Город Брежнев - Шамиль Идиатуллин
Шрифт:
Интервал:
Закладка:
– Боже мой, – сказала Марина и захохотала.
– Ну вот. Артурик, короче, два дня по свалке лазил, приказ этот искал.
– Н-нашел? – с трудом спросила Марина.
– Нет. Но там явно что-то нечисто: его сперва уборщица прогнала, потом мужик из райисполкома пришел в синей спецовке, сказал, что ноги открутит. В синей спецовке такой. Явный цэрэушник. Так, стоять.
Виталик подхватил обессилевшую от хохота Марину и повел ее к выходу со школьного двора, все так же серьезно излагая идеи и соображения Артурика в связи с тем, как заговору противостоять и кого арестовывать первым.
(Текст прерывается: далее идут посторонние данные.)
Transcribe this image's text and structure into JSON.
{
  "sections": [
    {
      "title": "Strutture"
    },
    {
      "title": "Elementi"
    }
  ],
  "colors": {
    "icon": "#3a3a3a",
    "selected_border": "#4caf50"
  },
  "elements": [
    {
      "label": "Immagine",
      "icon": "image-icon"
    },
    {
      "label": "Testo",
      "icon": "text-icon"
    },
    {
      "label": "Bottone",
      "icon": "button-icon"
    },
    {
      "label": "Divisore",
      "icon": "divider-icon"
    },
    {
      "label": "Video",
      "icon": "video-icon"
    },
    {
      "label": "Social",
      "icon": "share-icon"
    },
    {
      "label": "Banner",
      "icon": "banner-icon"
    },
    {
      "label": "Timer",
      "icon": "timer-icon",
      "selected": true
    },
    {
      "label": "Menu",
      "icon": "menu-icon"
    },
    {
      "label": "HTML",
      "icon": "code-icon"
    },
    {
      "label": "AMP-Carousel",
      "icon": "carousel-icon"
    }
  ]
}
Постепенно Марина пришла в себя, аккуратно промокнула глаза и спросила:
– Тушь сильно размазалась?
– Ну, тебе идет, – дипломатично сказал Виталик, уклонился от мощного удара платочком по башке, ловко выдернул платочек из пальцев, другой рукой неуловимо зафикcировал на две секунды голову Марины и мягким дробным касанием вытер ей глаза и щеки – Марина даже зажмуриться не успела.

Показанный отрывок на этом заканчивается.